While there are risks associated with any cosmetic procedure, cheek fillers are a more preferred option when it comes to enhancements. "The most common places to receive filler are the nasolabial folds along the lower cheek as well as the infraorbital cheek area," says Jordan D. Frey, MD, and plastic surgeon. The nasolabial folds are known as "smile lines" and extend from the bottom of your nose to the corners of your mouth, while the infraorbital area is the plumpest part of your cheek beneath your undereye.

Injections in the nose have become more common, Frey says. However, this area also presents its own challenges and risks. "Injections into an artery can cause nasal skin loss," he says. That can mean tissue loss or even deformities.

Other common areas for filler for the face include the lips, chin, and jaw, says Nassif.

Choose your care provider and procedure carefully.

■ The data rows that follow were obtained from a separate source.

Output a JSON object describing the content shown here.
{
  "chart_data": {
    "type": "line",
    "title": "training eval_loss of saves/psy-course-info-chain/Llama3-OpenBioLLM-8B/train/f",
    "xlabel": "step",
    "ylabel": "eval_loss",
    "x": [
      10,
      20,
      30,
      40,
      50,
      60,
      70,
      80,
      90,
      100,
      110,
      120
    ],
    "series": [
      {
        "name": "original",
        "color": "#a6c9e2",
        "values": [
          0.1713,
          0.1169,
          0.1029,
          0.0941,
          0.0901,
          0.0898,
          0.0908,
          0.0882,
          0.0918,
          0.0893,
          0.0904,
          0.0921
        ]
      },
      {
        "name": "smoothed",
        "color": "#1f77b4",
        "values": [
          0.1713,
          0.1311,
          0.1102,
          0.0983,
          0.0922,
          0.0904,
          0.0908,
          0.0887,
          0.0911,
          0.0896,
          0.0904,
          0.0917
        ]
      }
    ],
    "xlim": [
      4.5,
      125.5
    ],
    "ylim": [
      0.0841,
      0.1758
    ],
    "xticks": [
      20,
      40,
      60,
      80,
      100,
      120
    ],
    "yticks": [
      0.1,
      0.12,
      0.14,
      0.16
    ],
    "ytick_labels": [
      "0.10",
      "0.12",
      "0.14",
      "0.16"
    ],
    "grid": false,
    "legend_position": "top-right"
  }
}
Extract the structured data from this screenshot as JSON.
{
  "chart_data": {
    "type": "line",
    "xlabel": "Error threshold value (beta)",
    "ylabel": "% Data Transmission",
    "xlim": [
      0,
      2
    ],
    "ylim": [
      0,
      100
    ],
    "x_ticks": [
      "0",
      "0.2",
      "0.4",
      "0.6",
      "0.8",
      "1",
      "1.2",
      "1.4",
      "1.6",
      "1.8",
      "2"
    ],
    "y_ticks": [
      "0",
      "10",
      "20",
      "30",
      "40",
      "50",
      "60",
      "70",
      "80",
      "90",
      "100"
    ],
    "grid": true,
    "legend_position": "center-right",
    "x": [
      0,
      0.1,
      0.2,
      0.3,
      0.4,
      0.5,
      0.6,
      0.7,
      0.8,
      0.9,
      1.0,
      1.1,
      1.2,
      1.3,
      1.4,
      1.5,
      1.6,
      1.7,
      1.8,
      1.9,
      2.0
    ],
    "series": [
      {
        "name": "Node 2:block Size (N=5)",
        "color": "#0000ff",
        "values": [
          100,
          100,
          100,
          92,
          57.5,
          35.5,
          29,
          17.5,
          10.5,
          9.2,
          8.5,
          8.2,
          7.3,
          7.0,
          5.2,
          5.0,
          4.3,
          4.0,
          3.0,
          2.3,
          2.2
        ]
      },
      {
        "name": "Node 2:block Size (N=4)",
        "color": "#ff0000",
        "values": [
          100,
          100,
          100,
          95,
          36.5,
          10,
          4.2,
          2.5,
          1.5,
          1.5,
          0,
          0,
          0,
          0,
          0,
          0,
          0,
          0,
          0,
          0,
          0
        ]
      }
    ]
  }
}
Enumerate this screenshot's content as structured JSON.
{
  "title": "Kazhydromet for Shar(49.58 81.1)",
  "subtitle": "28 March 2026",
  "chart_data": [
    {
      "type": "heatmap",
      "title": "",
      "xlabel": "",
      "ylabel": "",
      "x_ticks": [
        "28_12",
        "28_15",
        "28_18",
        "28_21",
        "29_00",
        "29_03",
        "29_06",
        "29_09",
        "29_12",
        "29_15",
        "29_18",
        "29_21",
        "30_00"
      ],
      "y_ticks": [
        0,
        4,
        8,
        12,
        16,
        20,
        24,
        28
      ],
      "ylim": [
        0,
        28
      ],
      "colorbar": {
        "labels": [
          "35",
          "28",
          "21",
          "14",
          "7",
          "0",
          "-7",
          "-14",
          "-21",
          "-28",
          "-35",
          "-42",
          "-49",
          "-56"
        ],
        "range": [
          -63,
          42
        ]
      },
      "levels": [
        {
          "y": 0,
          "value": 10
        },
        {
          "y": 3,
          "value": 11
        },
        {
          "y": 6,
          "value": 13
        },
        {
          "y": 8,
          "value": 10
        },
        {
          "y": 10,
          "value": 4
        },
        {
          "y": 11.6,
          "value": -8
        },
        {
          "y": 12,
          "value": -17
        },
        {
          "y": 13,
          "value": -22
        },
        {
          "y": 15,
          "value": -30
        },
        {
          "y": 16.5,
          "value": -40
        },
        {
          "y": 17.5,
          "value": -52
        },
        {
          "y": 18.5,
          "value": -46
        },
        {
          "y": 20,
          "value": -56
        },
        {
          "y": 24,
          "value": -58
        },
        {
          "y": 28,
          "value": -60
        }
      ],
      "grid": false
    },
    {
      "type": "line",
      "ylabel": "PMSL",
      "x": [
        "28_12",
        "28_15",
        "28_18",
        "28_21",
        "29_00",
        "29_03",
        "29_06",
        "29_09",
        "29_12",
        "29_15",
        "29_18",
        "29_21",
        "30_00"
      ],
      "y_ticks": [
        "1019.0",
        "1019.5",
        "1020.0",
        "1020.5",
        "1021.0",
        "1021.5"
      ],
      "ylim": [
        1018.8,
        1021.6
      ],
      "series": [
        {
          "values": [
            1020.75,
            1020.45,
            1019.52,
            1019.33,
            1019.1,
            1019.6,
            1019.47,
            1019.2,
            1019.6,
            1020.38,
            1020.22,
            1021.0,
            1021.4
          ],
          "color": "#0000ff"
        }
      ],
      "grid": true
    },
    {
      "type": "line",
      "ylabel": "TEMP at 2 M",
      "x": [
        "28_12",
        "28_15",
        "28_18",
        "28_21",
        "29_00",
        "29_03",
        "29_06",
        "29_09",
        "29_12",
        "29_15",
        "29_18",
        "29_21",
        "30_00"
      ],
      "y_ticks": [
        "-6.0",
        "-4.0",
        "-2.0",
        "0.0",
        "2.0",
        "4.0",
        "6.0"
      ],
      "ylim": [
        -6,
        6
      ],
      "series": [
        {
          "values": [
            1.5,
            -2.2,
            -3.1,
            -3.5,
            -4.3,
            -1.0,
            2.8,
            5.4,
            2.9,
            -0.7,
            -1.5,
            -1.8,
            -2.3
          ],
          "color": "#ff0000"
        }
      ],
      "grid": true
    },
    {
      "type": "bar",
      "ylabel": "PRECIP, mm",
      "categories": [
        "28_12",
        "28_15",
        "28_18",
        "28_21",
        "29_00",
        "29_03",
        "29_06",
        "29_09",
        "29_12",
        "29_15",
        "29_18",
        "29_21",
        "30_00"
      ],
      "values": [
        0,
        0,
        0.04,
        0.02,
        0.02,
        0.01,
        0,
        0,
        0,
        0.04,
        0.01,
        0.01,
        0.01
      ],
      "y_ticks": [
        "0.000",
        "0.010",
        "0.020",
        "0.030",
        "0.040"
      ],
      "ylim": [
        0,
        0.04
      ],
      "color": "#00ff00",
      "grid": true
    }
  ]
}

To avoid complications, the simple answer is: Don't get filler in the forehead area. If you are set on getting rid of those forehead wrinkles, you might want to consider Botox. But if you're looking for something less invasive, topicals that include retinol, chemical peels, or serums can be great options, too.

But in any case, it's important to work with someone who is familiar with anatomy and has an understanding of filler, which includes knowing how to handle a vascular emergency, or when filler is blocking blood flow to any particular area of the body. "Hyaluronidase is an enzyme that dissolves hyaluronic acid filler and absolutely must be on site when filler is being injected," says Nassif. "Not keeping hyaluronidase in the office is extremely dangerous." He also adds that having aspirin, a heat pack, Nitropaste, and hyperbaric oxygen are all helpful to have as well in the event of vascular occlusion.

When making any changes to your body, it's important to do your research. Make sure you schedule a consultation with your surgeon where you can discuss any medical conditions you have ahead of any procedure and ask questions about the filler options available so you can find the best one suited for your needs. Remember: Comfort and safety are key when getting a cosmetic enhancement.